Hardy agrees to sponsor and mentor Ramanujan at the behest of an old Indian friend, convincing the admissions and faculty at Trinity College, Cambridge that another budding genius should be given an opportunity. After all, one its more famous students, Isaac Newton, discovered ‘gravity’ while sitting under an on-campus apple tree one afternoon, altering the world of science forever. Who knows where genius comes from?  When Hardy, an avowed atheist, asks Ramanujan where he gets his mathematical ideas and formulas from, he sincerely replies  “I get them from God”.

The beauty and simplicity of the film will appeal to viewers who don’t give a fig for analysis of story points and/or whether they need to have a degree in mathematics to appreciate the give and take that Ramanujan endures from his erudite, but boorish and snobbish colleagues concerning his theorems and lack of “proofs” to back up his claims.

This is a feel-good movie that that celebrates the victory of an outsider over the insiders. It is the clashing of the Titans of East-West cultures; India was the symbol of Eastern thought, and England (at that time the reigning power intellectually as well as militarily) was the guardian of Western thought. When one contemplates today’s world and its problems, the movie is a welcome and enjoyable respite.

“The Man Who Knew Infinity” is another one of those quintessential British movies in the vein of Merchant/Ivory films whose verisimilitude of the film’s period setting immediately envelops the viewer. If you enjoy rain and glowering scenery in the winter and the eagerly awaited English spring with its flowers and fleeting sunshine, then you’ll feel right at home.

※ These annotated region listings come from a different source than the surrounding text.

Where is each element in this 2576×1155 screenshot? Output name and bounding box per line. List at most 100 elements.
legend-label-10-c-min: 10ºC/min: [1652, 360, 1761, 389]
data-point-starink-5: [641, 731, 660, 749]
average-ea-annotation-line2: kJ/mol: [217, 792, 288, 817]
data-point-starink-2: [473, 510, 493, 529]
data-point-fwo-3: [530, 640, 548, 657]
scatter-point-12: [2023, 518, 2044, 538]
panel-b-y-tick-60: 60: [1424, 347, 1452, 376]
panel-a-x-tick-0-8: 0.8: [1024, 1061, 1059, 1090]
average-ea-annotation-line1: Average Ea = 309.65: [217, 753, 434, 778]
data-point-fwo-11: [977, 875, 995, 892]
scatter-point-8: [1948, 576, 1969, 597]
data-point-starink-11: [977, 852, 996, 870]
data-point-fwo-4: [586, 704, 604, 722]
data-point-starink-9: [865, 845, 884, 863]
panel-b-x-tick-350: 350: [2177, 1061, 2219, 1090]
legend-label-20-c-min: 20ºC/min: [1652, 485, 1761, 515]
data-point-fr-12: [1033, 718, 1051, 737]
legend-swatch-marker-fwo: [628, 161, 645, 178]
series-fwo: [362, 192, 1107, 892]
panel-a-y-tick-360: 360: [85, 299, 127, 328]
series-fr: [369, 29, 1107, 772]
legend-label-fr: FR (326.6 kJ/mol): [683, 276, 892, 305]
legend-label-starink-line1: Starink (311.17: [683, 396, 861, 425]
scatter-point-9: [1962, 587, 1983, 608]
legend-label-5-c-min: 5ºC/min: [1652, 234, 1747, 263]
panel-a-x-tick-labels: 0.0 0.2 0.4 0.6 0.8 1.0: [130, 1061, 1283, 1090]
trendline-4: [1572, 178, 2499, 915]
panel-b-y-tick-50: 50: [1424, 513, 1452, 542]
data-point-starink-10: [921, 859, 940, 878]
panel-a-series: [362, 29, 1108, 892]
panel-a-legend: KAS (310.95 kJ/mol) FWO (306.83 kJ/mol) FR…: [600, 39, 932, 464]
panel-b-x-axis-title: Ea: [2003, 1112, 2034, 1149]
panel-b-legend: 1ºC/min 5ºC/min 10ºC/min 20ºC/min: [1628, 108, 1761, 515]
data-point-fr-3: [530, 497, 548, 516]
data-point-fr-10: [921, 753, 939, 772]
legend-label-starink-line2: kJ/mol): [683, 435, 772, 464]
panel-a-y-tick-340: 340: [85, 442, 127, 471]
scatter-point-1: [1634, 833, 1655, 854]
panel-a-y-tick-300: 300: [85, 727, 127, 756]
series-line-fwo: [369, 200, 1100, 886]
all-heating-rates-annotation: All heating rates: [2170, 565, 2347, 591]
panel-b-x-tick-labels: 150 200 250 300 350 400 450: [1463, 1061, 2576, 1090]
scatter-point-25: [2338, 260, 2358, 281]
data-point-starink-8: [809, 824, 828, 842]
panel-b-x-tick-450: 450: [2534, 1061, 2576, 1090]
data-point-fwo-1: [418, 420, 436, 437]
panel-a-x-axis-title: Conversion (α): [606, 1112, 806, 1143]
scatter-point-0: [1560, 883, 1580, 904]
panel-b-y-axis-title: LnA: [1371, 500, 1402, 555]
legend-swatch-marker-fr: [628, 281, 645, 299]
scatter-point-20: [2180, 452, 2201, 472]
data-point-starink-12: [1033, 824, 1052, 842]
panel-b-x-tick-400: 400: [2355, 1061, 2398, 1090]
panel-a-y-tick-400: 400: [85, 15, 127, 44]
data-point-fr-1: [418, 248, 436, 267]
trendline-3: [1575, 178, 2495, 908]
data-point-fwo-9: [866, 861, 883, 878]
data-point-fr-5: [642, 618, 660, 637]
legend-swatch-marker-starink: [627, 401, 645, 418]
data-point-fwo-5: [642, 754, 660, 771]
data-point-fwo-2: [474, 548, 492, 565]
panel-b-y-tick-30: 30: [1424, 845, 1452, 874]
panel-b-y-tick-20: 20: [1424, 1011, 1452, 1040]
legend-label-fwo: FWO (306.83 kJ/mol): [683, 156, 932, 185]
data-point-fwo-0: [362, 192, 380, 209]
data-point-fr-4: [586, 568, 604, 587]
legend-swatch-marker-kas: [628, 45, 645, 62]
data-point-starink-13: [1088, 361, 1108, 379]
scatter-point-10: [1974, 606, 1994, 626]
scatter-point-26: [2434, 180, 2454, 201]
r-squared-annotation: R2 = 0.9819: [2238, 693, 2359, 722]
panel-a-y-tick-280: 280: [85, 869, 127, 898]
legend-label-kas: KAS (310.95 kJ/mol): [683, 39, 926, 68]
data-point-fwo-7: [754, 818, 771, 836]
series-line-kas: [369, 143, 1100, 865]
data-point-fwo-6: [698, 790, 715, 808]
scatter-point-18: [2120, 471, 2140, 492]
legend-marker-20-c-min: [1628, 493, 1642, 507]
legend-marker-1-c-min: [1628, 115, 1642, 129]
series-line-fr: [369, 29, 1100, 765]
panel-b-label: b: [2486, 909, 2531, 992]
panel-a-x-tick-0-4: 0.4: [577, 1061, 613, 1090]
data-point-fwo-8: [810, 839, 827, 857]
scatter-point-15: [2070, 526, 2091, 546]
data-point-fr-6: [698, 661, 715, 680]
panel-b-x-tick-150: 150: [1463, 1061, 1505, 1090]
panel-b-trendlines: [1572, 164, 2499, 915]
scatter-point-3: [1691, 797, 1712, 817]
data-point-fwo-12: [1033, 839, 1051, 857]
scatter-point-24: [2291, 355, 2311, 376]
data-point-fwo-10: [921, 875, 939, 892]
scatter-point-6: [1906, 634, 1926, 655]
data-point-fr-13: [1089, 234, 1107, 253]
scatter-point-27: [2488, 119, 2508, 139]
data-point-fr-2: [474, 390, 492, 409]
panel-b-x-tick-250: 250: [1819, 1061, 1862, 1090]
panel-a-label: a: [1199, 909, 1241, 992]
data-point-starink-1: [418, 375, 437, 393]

Now you know why actors in early English films never seemed to take off their coats, even while eating: It’s bloody cold!  I know, I lived there for three years.

Director Brown scored a major coup when he asked if he could bring his cinematographer Larry Smith and the crew along with the cast to Trinity College, Cambridge to film many of the scenes in the movie.

The supporting cast of characters consisting of academics, believers and skeptics are solidly performed by professional actors: Toby Smith (a believer) as Professor Littlewood; Jeremy Northam, as Bertrand Russell (a believer) who tells Hardy to forget protocol and let Ramanujan soar with his theories; Richard Johnson as Vice Master Henry Jackson (a skeptic) and the lovely Devika Bhise as Ramanujan’s loyal young wife Janaka, who remains in Madras while her young husband pursues his academic studies. The film moves slowly at first, allowing the audience to settle in, but picks up speed in the middle section and continues to unfold to its inevitable conclusion. We Yanks are an impatient lot, however there’s no hurry. We should re-learn to slow down and smell the roses along the way. The results are usually worth waiting for.

“The Man Who Knew Infinity” opens at the Camelot Theatres, Palm Springs, and at The River Theatre complex in Palm Desert on May 20, 2016.